My love for Italian food is far and wide, and fresh ricotta is a staple of Italian cooking. It’s used in everything from ravioli and stuffed shells to lasagna, and dessert dishes too. This was my first foray into cheesemaking, and it was surprisingly simple! It used only four ingredients: milk, cream, vinegar and salt. Although, you will need a thermometer and cheesecloth. In the coming weeks, I’m going to focus on making a few dishes, inspired by my travels in various countries, including Italy. So, I decided to get a leg up on making ricotta so my handmade spinach-ricotta ravioli or ricotta gnocci will be that much fresher!
Serves: 2 cups
- 8 cups pasteurized whole milk (1/2 gallon)
- 1/2 cup heavy cream
- 1 teaspoon salt
- 1/4 cup distilled white vinegar
- Line a strainer with cheesecloth and place over a large bowl.
- Place the milk, cream and salt in a medium saucepan. Cook over low heat until a thermometer reads between 175 and 180 degrees Fahrenheit.
- Remove the saucepan from the stove. Slowly pour in the vinegar while gently stirring.

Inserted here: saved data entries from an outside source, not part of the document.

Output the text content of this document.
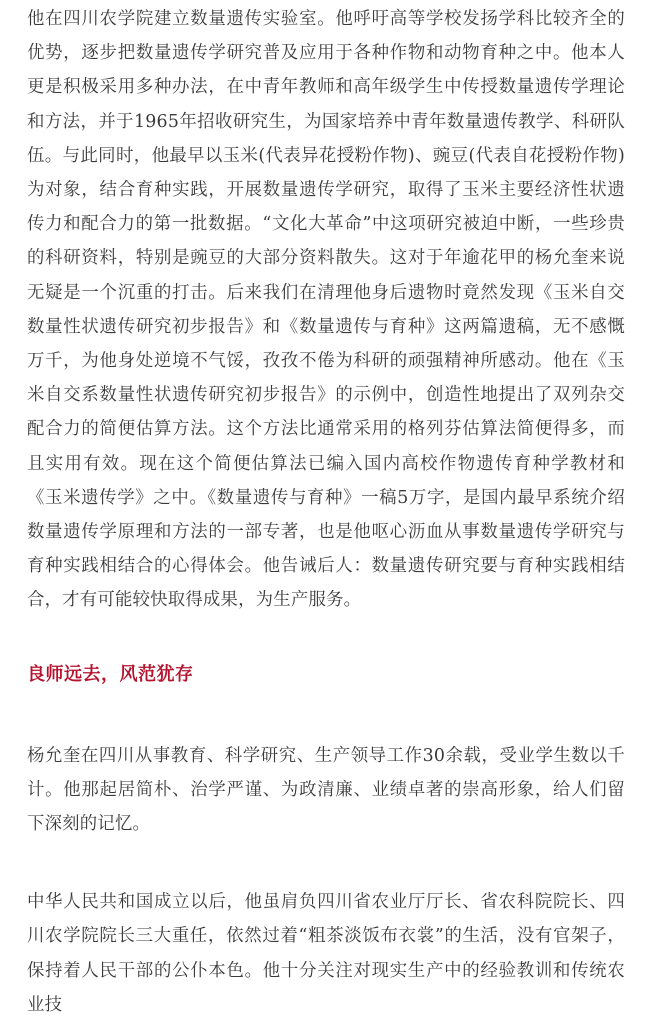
他在四川农学院建立数量遗传实验室。他呼吁高等学校发扬学科比较齐全的优势，逐步把数量遗传学研究普及应用于各种作物和动物育种之中。他本人更是积极采用多种办法，在中青年教师和高年级学生中传授数量遗传学理论和方法，并于1965年招收研究生，为国家培养中青年数量遗传教学、科研队伍。与此同时，他最早以玉米(代表异花授粉作物)、豌豆(代表自花授粉作物)为对象，结合育种实践，开展数量遗传学研究，取得了玉米主要经济性状遗传力和配合力的第一批数据。“文化大革命”中这项研究被迫中断，一些珍贵的科研资料，特别是豌豆的大部分资料散失。这对于年逾花甲的杨允奎来说无疑是一个沉重的打击。后来我们在清理他身后遗物时竟然发现《玉米自交数量性状遗传研究初步报告》和《数量遗传与育种》这两篇遗稿，无不感慨万千，为他身处逆境不气馁，孜孜不倦为科研的顽强精神所感动。他在《玉米自交系数量性状遗传研究初步报告》的示例中，创造性地提出了双列杂交配合力的简便估算方法。这个方法比通常采用的格列芬估算法简便得多，而且实用有效。现在这个简便估算法已编入国内高校作物遗传育种学教材和《玉米遗传学》之中。《数量遗传与育种》一稿5万字，是国内最早系统介绍数量遗传学原理和方法的一部专著，也是他呕心沥血从事数量遗传学研究与育种实践相结合的心得体会。他告诫后人：数量遗传研究要与育种实践相结合，才有可能较快取得成果，为生产服务。

良师远去，风范犹存

杨允奎在四川从事教育、科学研究、生产领导工作30余载，受业学生数以千计。他那起居简朴、治学严谨、为政清廉、业绩卓著的崇高形象，给人们留下深刻的记忆。

中华人民共和国成立以后，他虽肩负四川省农业厅厅长、省农科院院长、四川农学院院长三大重任，依然过着“粗茶淡饭布衣裳”的生活，没有官架子，保持着人民干部的公仆本色。他十分关注对现实生产中的经验教训和传统农业技
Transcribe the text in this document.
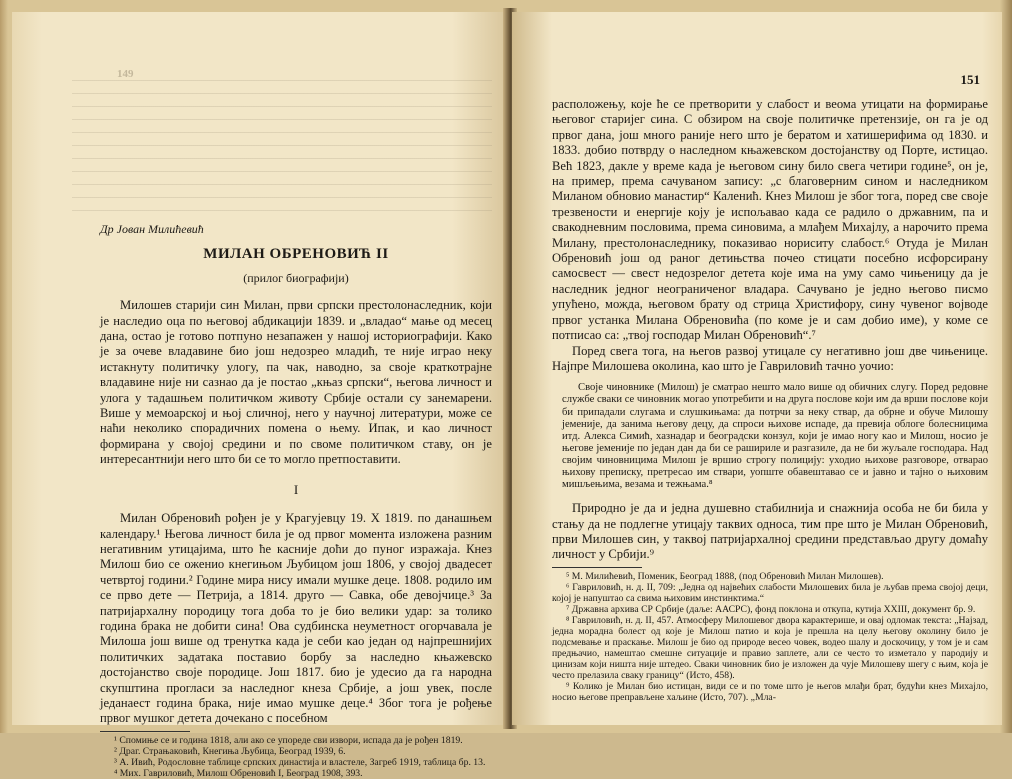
149

Др Јован Милићевић

МИЛАН ОБРЕНОВИЋ II

(прилог биографији)

Милошев старији син Милан, први српски престолонаследник, који је наследио оца по његовој абдикацији 1839. и „владао“ мање од месец дана, остао је готово потпуно незапажен у нашој историографији. Како је за очеве владавине био још недозрео младић, те није играо неку истакнуту политичку улогу, па чак, наводно, за своје краткотрајне владавине није ни сазнао да је постао „књаз српски“, његова личност и улога у тадашњем политичком животу Србије остали су занемарени. Више у мемоарској и њој сличној, него у научној литератури, може се наћи неколико спорадичних помена о њему. Ипак, и као личност формирана у својој средини и по своме политичком ставу, он је интересантнији него што би се то могло претпоставити.

I

Милан Обреновић рођен је у Крагујевцу 19. X 1819. по данашњем календару.¹ Његова личност била је од првог момента изложена разним негативним утицајима, што ће касније доћи до пуног изражаја. Кнез Милош био се оженио кнегињом Љубицом још 1806, у својој двадесет четвртој години.² Године мира нису имали мушке деце. 1808. родило им се прво дете — Петрија, а 1814. друго — Савка, обе девојчице.³ За патријархалну породицу тога доба то је био велики удар: за толико година брака не добити сина! Ова судбинска неуметност огорчавала је Милоша још више од тренутка када је себи као један од најпрешнијих политичких задатака поставио борбу за наследно књажевско достојанство своје породице. Још 1817. био је удесио да га народна скупштина прогласи за наследног кнеза Србије, а још увек, после једанаест година брака, није имао мушке деце.⁴ Због тога је рођење првог мушког детета дочекано с посебном

¹ Спомиње се и година 1818, али ако се упореде сви извори, испада да је рођен 1819.

² Драг. Страњаковић, Кнегиња Љубица, Београд 1939, 6.

³ А. Ивић, Родословне таблице српских династија и властеле, Загреб 1919, таблица бр. 13.

⁴ Мих. Гавриловић, Милош Обреновић I, Београд 1908, 393.

151

расположењу, које ће се претворити у слабост и веома утицати на формирање његовог старијег сина. С обзиром на своје политичке претензије, он га је од првог дана, још много раније него што је бератом и хатишерифима од 1830. и 1833. добио потврду о наследном књажевском достојанству од Порте, истицао. Већ 1823, дакле у време када је његовом сину било свега четири године⁵, он је, на пример, према сачуваном запису: „с благоверним сином и наследником Миланом обновио манастир“ Каленић. Кнез Милош је због тога, поред све своје трезвености и енергије коју је испољавао када се радило о државним, па и свакодневним пословима, према синовима, а млађем Михајлу, а нарочито према Милану, престолонаследнику, показивао нориситу слабост.⁶ Отуда је Милан Обреновић још од раног детињства почео стицати посебно исфорсирану самосвест — свест недозрелог детета које има на уму само чињеницу да је наследник једног неограниченог владара. Сачувано је једно његово писмо упућено, можда, његовом брату од стрица Христифору, сину чувеног војводе првог устанка Милана Обреновића (по коме је и сам добио име), у коме се потписао са: „твој господар Милан Обреновић“.⁷

Поред свега тога, на његов развој утицале су негативно још две чињенице. Најпре Милошева околина, као што је Гавриловић тачно уочио:

Своје чиновнике (Милош) је сматрао нешто мало више од обичних слугу. Поред редовне службе сваки се чиновник могао употребити и на друга послове који им да врши послове који би припадали слугама и слушкињама: да потрчи за неку ствар, да обрне и обуче Милошу јеменије, да занима његову децу, да спроси њихове испаде, да превија облоге болесницима итд. Алекса Симић, хазнадар и београдски конзул, који је имао ногу као и Милош, носио је његове јеменије по један дан да би се рашириле и разгазиле, да не би жуљале господара. Над својим чиновницима Милош је вршио строгу полицију: уходио њихове разговоре, отварао њихову преписку, претресао им ствари, уопште обавештавао се и јавно и тајно о њиховим мишљењима, везама и тежњама.⁸

Природно је да и једна душевно стабилнија и снажнија особа не би била у стању да не подлегне утицају таквих односа, тим пре што је Милан Обреновић, први Милошев син, у таквој патријархалној средини представљао другу домаћу личност у Србији.⁹

⁵ М. Милићевић, Поменик, Београд 1888, (под Обреновић Милан Милошев).

⁶ Гавриловић, н. д. II, 709: „Једна од највећих слабости Милошевих била је љубав према својој деци, којој је напуштао са свима њиховим инстинктима.“

⁷ Државна архива СР Србије (даље: ААСРС), фонд поклона и откупа, кутија XXIII, документ бр. 9.

⁸ Гавриловић, н. д. II, 457. Атмосферу Милошевог двора карактерише, и овај одломак текста: „Најзад, једна морадна болест од које је Милош патио и која је прешла на целу његову околину било је подсмевање и праскање. Милош је био од природе весео човек, водео шалу и доскочицу, у том је и сам предњачио, намештао смешне ситуације и правио заплете, али се често то изметало у пародију и цинизам који ништа није штедео. Сваки чиновник био је изложен да чује Милошеву шегу с њим, која је често прелазила сваку границу“ (Исто, 458).

⁹ Колико је Милан био истицан, види се и по томе што је његов млађи брат, будући кнез Михајло, носио његове преправљене хаљине (Исто, 707). „Мла-
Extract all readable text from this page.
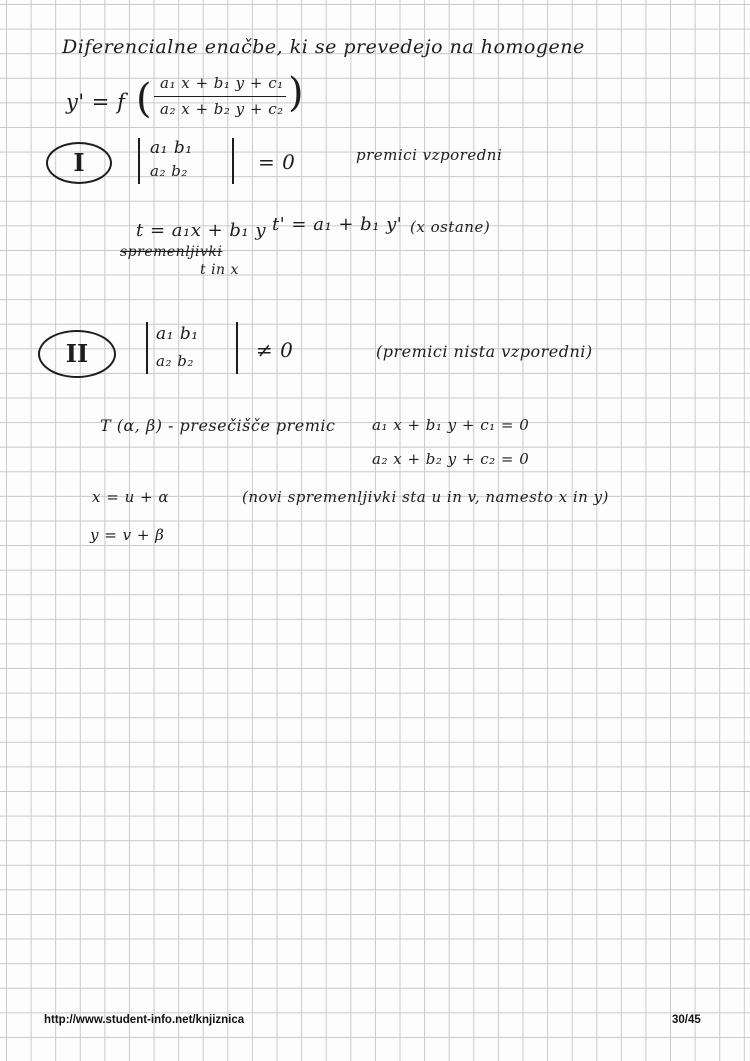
Diferencialne enačbe, ki se prevedejo na homogene
y' = f ( a₁ x + b₁ y + c₁
a₂ x + b₂ y + c₂ )
I	a₁ b₁
a₂ b₂	= 0	premici vzporedni
t = a₁x + b₁ y t' = a₁ + b₁ y' (x ostane)
spremenljivki
t in x
II
a₁ b₁
a₂ b₂	≠ 0	(premici nista vzporedni)
T (α, β) - presečišče premic a₁ x + b₁ y + c₁ = 0
a₂ x + b₂ y + c₂ = 0
x = u + α	(novi spremenljivki sta u in v, namesto x in y)
y = v + β
http://www.student-info.net/knjiznica	30/45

- Once all of the vinegar has been poured in, allow it to sit undisturbed for 20 minutes.
- Carefully ladle the soft curds that have formed at the top into the strainer. The remaining liquid (whey) can be discarded.
- Allow the curds to drain for one hour. (Do not press on the curds or manipulate them in any way).
- Once drained, transfer the ricotta cheese to a container and refrigerate until use. Discard the whey (the liquid).
- The ricotta may be stored in a sealed container in the refrigerator for up to one week.